Now, they’re doing just that. Sony announced they’re rolling existing services PlayStation Now and PlayStation Plus in a single service called PlayStation Plus, confirming months of rumors about the move.
This new service will have three pricing tiers that start at $10 per month.
The first one is PlayStation Plus Essential, which will work exactly the same as the Plus service now available – two free games per month, online multiplayer, special discounts and so on.
All existing PlayStation Plus users will be moved automatically to this pricing tier, which remains the same as what Sony offers now: $10 monthly fee, $25 quarterly fee and $60 yearly fee.
The second PlayStation Plus tiere is called PlayStation Plus Extra and gives you access to a catalog of up to 400 PS4 and PS5 games you can download and play as long as your subscription is active.

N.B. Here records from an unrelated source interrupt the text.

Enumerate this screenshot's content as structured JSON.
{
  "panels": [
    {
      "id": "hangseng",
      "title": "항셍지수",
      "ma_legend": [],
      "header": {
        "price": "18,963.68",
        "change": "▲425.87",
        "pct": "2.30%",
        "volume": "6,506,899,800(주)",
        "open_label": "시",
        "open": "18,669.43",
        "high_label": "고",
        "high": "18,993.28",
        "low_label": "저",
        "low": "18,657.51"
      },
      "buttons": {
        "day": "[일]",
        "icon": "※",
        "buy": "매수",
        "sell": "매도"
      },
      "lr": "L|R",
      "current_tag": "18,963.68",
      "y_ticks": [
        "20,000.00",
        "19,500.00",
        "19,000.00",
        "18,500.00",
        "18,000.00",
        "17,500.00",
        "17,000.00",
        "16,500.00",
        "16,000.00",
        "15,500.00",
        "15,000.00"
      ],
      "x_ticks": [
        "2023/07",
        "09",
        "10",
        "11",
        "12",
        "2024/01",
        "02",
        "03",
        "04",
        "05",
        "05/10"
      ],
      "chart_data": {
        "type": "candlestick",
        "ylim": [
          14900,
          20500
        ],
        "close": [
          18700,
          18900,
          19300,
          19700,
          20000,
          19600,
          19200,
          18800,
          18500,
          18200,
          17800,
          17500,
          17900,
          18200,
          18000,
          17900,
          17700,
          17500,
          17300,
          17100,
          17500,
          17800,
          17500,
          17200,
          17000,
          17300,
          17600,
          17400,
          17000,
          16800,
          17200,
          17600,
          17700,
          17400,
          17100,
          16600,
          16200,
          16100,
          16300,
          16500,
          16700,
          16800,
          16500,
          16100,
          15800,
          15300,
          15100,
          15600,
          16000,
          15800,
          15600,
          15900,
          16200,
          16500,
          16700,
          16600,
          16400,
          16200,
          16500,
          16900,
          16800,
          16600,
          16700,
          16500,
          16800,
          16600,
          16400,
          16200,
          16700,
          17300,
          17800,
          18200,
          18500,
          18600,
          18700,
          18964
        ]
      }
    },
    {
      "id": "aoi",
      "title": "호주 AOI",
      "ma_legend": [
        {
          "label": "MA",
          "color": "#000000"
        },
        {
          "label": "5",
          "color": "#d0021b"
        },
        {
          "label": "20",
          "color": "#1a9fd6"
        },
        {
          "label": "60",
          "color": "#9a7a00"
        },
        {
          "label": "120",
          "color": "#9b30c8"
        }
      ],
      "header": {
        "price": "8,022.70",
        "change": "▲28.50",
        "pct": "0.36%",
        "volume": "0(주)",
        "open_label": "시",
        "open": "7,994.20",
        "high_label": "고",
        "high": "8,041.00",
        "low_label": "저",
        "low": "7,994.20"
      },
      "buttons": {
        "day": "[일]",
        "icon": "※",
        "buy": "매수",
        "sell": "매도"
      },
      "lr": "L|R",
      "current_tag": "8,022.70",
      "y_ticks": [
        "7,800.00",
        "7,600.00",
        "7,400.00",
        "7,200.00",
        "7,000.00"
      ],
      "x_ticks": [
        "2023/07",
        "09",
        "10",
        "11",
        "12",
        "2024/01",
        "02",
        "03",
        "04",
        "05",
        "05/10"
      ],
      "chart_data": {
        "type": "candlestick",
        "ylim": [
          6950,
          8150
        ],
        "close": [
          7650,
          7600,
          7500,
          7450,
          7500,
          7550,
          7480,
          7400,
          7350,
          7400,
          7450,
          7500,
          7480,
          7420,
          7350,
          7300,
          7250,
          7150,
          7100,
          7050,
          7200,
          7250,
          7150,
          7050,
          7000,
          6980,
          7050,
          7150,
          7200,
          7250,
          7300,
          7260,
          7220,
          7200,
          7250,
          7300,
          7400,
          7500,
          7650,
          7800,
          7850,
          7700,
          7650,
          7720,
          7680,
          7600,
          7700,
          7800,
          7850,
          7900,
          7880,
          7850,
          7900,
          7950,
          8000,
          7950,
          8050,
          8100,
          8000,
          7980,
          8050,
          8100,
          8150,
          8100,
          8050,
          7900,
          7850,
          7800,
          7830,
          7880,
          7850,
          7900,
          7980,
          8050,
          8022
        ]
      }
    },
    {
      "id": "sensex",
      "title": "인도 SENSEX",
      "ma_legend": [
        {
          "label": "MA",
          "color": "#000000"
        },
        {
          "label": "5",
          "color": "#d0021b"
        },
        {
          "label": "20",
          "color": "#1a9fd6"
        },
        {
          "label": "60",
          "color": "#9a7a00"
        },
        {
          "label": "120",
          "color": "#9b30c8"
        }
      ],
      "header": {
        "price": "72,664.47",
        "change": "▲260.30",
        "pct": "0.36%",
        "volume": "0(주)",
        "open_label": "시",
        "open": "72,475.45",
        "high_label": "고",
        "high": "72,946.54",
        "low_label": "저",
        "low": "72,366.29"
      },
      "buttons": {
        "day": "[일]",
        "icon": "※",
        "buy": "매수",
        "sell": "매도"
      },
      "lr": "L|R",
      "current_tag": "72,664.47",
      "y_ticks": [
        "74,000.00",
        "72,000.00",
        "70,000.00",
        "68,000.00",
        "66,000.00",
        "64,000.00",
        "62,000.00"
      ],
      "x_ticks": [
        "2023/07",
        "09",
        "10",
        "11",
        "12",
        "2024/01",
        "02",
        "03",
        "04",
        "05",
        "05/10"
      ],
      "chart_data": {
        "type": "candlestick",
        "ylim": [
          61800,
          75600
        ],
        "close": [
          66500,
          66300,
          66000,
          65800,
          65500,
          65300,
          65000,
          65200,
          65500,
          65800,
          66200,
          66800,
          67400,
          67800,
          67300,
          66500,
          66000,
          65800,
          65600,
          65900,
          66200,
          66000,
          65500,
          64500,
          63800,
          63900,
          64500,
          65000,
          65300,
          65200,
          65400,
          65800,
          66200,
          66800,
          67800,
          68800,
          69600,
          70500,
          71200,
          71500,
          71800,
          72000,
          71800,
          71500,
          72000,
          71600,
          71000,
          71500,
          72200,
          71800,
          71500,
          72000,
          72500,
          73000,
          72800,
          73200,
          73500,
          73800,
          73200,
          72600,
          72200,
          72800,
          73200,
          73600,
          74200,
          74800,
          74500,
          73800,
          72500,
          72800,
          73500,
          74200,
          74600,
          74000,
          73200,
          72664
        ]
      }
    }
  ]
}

The PlayStation Plus Extra will cost $15 monthly, $40 quarterly, and $100 yearly. It will offer access to games from both PlayStation Studios and third-party developers.
Lastly, for those who just can’t get enough of PlayStation games, there’s PlayStation Plus Premium at $18 monthly, $50 quarterly, and $120 yearly.
The extra money spent will unlock a huge catalogue of PlayStation games, even from older platforms.
It brings an additional 340 games over the PlayStation Plus Extra, plus cloud streaming for the PS1, PS2, PSP, and PS4, so you can stream classic games on a PS4, PS5 or PC.
Anyone who has a PlayStation Now subscription will be migrated to PlayStation Plus Premium without any other fee, as PlayStation Now will close. For those regions where Sony doesn’t offer cloud streaming, the company will offer a PlayStation Plus Deluxe plan, which will be cheaper to account for the missing cloud functionality but include the games from the Premium tier.
The big PlayStation restructuring will happen this summer, first in Asia in June, then in North America, Europe and the rest of the regions where Sony sells games.